Олег за эти семь недель приезжал трижды, и в третий раз привёз автолюльку. Люльку нашла Лена, у соседки с четвёртого этажа, чей внук вырос. Лена вымыла её, поменяла чехол и сказала мужу: «Скажи, что от нас обоих». Сама не поехала.

В начале декабря Матвею было две триста восемьдесят, он ел сам, дышал сам, и назначили выписку на четверг.

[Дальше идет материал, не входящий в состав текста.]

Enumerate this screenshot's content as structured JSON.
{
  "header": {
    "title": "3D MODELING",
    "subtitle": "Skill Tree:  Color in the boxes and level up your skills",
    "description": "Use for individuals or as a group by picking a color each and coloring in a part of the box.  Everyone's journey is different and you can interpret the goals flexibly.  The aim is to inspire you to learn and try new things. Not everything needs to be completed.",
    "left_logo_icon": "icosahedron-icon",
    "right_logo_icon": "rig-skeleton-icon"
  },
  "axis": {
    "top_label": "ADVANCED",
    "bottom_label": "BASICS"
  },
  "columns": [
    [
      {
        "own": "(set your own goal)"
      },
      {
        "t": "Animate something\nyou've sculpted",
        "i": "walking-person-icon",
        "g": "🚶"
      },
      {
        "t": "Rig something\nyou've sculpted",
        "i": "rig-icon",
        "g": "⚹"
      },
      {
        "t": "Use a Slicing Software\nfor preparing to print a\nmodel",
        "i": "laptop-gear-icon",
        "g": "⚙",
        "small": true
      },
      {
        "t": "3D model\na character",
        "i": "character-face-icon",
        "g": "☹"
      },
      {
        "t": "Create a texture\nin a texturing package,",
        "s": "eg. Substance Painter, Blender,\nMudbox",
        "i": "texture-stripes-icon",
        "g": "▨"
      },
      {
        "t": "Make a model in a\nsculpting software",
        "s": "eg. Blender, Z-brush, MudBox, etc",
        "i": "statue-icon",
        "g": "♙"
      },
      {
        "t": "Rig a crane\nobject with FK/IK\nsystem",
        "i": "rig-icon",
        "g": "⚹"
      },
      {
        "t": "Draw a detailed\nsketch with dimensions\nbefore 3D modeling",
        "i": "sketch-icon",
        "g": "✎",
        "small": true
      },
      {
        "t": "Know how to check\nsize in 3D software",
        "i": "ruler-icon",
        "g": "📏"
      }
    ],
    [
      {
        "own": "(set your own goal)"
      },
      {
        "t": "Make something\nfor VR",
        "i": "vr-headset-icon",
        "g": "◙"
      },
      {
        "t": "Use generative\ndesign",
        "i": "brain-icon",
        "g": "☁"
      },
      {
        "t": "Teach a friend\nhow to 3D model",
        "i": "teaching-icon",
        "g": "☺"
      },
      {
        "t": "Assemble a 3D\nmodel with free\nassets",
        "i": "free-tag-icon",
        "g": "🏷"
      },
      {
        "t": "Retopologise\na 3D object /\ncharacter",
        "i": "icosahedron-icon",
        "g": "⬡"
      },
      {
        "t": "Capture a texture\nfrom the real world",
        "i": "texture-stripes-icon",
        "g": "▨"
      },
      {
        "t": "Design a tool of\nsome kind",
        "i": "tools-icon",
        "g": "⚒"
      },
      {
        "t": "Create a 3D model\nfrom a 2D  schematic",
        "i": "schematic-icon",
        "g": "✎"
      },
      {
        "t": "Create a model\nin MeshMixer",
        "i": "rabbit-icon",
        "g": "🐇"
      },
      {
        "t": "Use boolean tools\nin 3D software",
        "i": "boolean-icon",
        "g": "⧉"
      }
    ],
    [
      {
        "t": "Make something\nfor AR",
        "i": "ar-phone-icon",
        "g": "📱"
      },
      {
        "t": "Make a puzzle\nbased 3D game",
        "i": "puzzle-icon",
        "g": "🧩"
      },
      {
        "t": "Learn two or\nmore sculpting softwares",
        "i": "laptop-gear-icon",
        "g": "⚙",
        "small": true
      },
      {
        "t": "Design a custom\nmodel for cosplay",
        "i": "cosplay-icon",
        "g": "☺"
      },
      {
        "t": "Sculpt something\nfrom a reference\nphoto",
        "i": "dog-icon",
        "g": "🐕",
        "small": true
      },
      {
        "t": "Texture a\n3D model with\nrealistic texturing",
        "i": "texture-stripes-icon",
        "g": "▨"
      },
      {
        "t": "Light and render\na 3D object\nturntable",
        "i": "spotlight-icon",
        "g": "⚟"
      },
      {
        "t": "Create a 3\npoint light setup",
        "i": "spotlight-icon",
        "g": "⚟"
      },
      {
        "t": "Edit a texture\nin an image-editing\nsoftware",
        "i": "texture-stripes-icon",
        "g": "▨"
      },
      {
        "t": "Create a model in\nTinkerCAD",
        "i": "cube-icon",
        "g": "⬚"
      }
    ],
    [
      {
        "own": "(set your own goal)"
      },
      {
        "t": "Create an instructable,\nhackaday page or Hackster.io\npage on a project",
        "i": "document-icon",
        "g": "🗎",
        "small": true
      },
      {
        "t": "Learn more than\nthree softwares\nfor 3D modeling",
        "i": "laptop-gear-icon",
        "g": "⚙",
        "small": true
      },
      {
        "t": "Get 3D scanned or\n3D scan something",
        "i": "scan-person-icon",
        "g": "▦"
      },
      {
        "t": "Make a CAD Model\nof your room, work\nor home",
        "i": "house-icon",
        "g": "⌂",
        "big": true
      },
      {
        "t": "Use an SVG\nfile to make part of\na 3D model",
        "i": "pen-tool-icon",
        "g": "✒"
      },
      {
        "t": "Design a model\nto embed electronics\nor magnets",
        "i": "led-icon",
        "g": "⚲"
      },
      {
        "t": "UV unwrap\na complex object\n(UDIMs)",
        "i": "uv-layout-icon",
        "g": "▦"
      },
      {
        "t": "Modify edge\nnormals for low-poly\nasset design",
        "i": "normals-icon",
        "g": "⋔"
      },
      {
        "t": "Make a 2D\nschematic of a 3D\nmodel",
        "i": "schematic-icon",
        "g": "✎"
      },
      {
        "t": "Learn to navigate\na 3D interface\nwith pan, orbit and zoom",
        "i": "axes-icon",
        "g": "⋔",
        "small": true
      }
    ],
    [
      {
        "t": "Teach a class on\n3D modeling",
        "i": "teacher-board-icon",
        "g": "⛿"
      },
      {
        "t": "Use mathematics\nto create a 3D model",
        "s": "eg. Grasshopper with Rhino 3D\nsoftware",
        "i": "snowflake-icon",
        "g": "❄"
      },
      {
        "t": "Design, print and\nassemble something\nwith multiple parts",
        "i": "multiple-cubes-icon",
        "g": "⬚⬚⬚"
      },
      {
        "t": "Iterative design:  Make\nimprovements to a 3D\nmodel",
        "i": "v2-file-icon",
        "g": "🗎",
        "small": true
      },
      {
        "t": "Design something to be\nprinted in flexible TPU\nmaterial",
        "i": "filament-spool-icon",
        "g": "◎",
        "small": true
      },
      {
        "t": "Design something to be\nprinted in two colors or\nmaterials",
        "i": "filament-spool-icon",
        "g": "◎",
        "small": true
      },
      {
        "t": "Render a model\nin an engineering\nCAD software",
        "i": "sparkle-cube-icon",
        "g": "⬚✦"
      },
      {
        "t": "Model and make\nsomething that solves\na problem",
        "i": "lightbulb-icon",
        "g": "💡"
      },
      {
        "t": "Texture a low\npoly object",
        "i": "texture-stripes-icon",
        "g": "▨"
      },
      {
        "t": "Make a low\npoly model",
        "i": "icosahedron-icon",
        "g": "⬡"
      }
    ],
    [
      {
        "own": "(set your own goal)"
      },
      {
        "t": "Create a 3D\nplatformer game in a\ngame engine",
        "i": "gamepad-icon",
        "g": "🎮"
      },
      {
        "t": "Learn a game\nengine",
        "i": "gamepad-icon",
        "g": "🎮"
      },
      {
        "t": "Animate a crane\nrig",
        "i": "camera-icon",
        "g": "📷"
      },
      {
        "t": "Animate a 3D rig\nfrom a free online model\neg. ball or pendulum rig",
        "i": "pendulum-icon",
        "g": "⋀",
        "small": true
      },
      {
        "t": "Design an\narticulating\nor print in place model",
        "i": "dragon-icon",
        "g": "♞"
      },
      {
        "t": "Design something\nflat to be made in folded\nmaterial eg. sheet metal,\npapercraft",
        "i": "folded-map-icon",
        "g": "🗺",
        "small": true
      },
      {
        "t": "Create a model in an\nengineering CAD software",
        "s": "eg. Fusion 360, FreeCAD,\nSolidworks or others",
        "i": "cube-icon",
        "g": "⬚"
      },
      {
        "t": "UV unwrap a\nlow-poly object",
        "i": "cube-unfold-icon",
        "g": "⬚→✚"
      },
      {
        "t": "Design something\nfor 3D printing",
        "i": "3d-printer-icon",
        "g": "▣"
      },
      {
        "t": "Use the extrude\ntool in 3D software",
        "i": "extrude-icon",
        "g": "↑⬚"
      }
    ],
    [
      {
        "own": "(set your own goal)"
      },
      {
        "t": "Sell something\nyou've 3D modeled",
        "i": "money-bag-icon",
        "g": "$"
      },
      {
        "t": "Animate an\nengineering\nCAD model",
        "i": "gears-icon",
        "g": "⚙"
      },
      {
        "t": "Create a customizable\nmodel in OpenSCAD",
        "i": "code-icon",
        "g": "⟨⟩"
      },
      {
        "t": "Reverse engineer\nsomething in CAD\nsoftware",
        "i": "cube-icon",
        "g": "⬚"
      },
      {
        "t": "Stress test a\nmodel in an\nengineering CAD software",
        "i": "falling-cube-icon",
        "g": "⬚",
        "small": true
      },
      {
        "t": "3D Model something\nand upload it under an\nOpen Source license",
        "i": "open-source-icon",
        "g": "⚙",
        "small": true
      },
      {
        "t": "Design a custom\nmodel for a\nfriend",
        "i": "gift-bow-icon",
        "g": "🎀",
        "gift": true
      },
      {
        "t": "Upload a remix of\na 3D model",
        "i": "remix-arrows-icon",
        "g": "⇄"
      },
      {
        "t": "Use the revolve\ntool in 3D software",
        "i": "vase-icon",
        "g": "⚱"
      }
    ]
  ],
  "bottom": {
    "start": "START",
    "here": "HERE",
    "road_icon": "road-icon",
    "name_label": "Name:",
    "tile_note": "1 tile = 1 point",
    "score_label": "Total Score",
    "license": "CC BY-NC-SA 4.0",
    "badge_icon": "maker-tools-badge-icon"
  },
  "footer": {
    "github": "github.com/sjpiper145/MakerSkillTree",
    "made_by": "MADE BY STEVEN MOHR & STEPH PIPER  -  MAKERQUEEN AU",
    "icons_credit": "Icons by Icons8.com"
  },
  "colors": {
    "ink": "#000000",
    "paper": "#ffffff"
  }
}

В среду вечером позвонил Костя.

Он говорил долго и путано. Про то, что взял смены, что кредит осталось семь месяцев, что мать сказала — ну привози, куда деваться, живые же люди, и что комната у них есть, зимой холодная, но он поставит конвектор. Про то, что он всё это время думал, и про то, что она могла бы хоть фотку прислать.

Марина стояла в коридоре приюта, у окна, где дуло, и слушала. Потом сказала:

— Я подумаю.

— Марин, ну а что тут думать. Тула, два часа от Москвы.

— Я подумаю, — повторила она и положила трубку, и не перезвонила ни в тот вечер, ни на следующий.

В четверг Олег отпросился на два часа и приехал на Писцовую к одиннадцати. Марина вышла в половине первого, в той самой выданной куртке, с Матвеем в люльке, замотанным в белый конверт с бантом, который в роддоме выдают всем, даже тем, кому его некому подарить. За ней шла санитарка с сумкой и поставила сумку на ступеньку.

— Тяжёлый? — спросил Олег.

— Два четыреста на выписке. — Она перехватила люльку двумя руками. — Сказали, догонит к году.

Они постояли. Мимо провезли каталку, санитарка крикнула кому-то, чтобы не курили у входа.

— Костя звонил, — сказала Марина. — Зовёт в Тулу. Мать его созрела.

Олег промолчал. Он научился за эти два месяца молчать вовремя.

— Я не поеду, — сказала она. — Мне тут до марта разрешили жить, если по правилам. Я в феврале выйду, в пекарню возьмут, в ночь тесто ставить, там с ребёнком можно на первое время, я договорилась. А в Туле я буду сидеть в холодной комнате и ждать, пока он кредит закроет.

— А мать?

— А мать пусть приезжает. У неё отпуск в июле.

Она сказала это спокойно, как расписание.

Олег взял сумку, и они пошли к воротам. У поворота Марина вдруг остановилась.

— Я на вас злилась недели две. Ещё в реанимации. Вы у меня сумку заставили открыть при всех.

— Обязан был.

— Да я знаю, что обязаны. — Она поправила одеяло у Матвея на лице. — Я на вас злилась, а потом мне сказали, что вы вызвали. Неудобно получилось.

— Это не я вызвал, — сказал Олег. — Это собака.

Она усмехнулась первый раз за всё это время — коротко, одной стороной рта.

У метро он хотел донести сумку до турникетов. Марина переложила люльку в левую руку и протянула правую.

— Дальше я сама.

Он отдал сумку и стоял, пока она не спустилась в переход, — там было скользко, и она шла медленно, боком, придерживаясь за перила. Потом посмотрел на часы, вспомнил, что в два надо забрать Алекса с площадки, и пошёл к машине.